Maple and Main streets are straight and perpendicular to each other. A
stationary police car is located on Main Street, 1/4mile from the intersection of the two streets. A sports car, driven by Nasty Ry, approaches the intersection at the rate of 40 miles per hour. How fast is the distance between the two cars changing, and how is it changing, when the moving car is 1/8mile from the intersection.

2. Originally Posted by moonyo91
hello guys! I've just registerd. I have some trouble in my calculus class.
These are the questions
First question is not a related rate problem

If y=f(w) and w=g(x), prove
y''=(dy/dw)(d²w/dx²)+(d²y/dw²)(dw/dx)²
note that y = f(g(x))

now apply the chain rule twice. (you will have to apply the product rule the second time as well.

Second problem

A guy is waking at the rate of 5 feet per second toward the spotlight which ison a post 20 feet above the ground.

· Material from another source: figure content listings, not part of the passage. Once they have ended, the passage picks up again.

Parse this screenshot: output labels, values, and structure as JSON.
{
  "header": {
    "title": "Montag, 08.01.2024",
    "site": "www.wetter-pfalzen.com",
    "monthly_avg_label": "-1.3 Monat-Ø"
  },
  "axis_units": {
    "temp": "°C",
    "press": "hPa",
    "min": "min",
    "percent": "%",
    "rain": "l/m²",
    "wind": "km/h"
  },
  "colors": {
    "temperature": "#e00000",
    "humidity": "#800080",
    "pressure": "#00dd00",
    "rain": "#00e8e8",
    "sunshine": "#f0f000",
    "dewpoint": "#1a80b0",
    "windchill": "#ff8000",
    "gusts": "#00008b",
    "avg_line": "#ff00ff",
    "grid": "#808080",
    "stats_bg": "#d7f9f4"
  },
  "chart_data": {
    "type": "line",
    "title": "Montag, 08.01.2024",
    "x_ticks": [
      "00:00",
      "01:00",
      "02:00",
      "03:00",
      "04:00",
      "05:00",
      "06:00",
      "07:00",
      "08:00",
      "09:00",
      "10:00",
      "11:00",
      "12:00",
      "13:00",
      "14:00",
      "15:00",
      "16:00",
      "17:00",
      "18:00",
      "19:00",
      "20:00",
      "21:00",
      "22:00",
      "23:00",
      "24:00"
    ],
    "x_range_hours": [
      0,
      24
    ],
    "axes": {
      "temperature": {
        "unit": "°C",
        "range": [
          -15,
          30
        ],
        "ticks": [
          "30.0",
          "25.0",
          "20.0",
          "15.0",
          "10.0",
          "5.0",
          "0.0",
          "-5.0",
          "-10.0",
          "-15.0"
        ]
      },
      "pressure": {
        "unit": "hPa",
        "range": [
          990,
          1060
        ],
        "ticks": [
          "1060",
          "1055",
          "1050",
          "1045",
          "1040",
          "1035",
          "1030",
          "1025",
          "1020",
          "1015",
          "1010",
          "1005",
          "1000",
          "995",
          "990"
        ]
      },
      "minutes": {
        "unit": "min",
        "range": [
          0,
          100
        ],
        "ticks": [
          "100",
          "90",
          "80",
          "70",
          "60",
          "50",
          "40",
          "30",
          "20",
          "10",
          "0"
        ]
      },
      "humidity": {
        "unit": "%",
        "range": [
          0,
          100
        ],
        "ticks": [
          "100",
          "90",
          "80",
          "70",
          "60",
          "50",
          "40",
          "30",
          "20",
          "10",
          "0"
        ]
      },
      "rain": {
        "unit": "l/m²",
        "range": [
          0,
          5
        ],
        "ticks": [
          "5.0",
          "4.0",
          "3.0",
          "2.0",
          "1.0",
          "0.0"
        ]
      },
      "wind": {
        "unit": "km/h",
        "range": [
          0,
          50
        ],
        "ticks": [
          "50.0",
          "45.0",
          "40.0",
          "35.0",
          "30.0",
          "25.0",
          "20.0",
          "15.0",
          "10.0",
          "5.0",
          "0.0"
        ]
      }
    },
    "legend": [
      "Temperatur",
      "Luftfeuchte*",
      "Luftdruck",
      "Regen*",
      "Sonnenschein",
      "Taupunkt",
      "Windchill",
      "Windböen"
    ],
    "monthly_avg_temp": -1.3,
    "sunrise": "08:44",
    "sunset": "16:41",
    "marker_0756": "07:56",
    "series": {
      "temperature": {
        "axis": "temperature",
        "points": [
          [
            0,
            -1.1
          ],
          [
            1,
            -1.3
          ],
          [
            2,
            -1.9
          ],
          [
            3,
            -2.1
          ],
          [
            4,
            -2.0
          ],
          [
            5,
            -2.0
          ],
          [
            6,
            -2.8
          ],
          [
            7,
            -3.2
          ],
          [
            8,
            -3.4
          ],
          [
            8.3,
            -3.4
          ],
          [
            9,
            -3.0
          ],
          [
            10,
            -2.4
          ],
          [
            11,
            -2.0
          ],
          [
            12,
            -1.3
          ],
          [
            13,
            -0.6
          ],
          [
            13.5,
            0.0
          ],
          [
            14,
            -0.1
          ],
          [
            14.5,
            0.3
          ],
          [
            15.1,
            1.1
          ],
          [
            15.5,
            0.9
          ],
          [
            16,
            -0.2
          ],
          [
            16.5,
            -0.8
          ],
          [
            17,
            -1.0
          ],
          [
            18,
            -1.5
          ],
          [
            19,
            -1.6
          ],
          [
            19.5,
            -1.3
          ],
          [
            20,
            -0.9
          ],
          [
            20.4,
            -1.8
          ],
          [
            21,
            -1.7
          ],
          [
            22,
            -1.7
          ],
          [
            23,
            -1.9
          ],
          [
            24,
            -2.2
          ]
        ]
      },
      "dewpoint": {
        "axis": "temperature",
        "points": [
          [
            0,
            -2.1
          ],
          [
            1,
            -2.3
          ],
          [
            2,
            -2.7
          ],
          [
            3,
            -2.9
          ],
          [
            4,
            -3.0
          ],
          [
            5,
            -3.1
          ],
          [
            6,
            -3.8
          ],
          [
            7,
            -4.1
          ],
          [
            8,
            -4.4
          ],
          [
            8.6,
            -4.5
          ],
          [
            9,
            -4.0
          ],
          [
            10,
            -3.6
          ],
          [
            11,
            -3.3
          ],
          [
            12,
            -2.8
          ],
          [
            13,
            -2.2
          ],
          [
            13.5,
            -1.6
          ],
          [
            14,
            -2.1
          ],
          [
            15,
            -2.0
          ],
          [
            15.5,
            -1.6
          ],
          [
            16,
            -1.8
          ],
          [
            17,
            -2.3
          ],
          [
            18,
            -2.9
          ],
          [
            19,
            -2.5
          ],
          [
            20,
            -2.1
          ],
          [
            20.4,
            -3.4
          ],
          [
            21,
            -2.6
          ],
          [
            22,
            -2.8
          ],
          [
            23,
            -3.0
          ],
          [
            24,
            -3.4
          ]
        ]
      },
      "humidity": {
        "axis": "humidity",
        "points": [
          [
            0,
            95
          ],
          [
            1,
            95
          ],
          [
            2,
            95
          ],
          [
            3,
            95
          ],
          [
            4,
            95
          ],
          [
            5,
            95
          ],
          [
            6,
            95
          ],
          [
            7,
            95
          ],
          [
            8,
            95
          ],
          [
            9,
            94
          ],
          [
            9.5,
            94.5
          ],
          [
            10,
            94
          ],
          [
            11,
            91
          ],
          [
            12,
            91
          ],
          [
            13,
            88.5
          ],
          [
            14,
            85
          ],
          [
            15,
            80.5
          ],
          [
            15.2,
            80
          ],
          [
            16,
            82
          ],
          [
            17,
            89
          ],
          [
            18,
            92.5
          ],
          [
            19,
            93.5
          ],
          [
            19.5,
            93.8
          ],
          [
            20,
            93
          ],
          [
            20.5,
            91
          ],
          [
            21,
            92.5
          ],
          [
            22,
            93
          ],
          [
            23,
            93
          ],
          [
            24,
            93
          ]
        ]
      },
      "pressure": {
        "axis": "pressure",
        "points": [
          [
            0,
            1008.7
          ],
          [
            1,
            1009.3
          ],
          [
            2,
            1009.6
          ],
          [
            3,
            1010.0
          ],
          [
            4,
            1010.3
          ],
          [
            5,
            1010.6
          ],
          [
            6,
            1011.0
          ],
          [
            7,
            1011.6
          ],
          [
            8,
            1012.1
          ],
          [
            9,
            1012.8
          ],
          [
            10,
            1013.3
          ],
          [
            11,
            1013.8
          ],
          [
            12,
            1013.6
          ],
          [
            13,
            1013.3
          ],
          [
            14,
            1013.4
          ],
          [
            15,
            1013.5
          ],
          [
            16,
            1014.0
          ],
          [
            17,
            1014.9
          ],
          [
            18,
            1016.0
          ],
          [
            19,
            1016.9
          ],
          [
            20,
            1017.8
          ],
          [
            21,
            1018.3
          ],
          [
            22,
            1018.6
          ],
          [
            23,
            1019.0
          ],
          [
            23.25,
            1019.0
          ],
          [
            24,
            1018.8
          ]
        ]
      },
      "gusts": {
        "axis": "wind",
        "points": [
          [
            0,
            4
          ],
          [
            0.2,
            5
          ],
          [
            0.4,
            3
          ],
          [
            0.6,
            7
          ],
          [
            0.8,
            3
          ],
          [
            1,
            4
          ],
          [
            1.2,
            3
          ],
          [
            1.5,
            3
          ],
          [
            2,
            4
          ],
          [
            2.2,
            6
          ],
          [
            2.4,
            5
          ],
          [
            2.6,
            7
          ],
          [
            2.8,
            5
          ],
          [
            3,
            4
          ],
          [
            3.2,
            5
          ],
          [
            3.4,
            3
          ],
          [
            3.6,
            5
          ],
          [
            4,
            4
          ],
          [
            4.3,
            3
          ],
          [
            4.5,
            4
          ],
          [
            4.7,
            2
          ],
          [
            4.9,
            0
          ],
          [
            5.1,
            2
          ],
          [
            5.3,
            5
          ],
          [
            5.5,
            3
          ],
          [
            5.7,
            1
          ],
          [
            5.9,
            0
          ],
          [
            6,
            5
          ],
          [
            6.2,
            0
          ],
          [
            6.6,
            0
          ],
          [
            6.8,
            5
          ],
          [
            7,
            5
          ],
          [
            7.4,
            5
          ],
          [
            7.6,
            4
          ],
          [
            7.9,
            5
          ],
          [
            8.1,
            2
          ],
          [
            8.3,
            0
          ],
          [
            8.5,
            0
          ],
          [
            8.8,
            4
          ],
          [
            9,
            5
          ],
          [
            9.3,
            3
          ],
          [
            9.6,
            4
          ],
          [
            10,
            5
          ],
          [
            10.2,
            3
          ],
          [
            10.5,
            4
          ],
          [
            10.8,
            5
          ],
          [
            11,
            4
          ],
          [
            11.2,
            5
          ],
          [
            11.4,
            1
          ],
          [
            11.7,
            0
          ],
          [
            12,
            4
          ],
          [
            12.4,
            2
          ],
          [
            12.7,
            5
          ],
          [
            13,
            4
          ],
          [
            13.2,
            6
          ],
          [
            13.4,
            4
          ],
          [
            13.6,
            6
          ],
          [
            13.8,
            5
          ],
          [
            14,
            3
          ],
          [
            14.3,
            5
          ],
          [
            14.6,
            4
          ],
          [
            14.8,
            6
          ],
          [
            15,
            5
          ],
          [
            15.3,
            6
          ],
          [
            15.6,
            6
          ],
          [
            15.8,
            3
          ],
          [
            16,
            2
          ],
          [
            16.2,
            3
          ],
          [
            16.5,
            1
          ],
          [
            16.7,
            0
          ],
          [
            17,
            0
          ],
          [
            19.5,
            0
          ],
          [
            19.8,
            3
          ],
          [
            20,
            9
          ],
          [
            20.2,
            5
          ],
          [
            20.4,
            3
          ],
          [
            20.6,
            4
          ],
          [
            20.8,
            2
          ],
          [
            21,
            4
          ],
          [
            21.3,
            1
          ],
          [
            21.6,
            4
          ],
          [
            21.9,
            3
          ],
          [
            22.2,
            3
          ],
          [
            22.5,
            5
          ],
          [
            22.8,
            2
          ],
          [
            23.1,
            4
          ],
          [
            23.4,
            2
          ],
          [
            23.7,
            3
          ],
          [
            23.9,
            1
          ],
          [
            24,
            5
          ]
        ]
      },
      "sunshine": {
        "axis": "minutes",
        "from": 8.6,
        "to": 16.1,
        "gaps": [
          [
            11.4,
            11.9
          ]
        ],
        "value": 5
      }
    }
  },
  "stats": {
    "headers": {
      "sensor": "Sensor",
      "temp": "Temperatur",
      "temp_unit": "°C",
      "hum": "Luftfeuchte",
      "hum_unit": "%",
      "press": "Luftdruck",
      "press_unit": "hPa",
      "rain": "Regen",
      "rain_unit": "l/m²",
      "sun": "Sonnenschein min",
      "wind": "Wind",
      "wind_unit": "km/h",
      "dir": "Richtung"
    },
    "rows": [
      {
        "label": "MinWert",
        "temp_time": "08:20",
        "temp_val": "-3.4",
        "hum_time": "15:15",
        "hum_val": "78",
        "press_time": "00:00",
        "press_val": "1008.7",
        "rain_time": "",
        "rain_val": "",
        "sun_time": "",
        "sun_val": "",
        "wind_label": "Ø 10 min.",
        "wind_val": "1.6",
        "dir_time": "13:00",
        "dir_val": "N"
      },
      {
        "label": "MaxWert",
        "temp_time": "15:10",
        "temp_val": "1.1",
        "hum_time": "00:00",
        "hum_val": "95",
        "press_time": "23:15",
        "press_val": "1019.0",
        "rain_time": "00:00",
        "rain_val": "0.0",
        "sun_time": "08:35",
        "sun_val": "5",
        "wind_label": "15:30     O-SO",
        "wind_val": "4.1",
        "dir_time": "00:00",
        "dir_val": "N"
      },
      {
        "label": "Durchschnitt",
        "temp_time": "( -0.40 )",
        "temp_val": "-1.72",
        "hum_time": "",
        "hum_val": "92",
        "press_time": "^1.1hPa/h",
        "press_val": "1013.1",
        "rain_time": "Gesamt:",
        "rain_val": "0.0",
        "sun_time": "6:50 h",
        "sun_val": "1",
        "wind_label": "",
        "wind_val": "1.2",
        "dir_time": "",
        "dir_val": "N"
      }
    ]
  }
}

The guy is 6'2". Find the rate of change of the length of the guy's shadow at that exact moment when the guy is 24 feet away from the base of the post holding the spotlight.

Thirdproblem

Maple and Main streets are straight and perpendicular to each other. A
stationary police car is located on Main Street, 1/4mile from the intersection of the two streets. A sports car, driven by Nasty Ry, approaches the intersection at the rate of 40 miles per hour. How fast is the distance between the two cars changing, and how is it changing, when the moving car is 1/8mile from the intersection.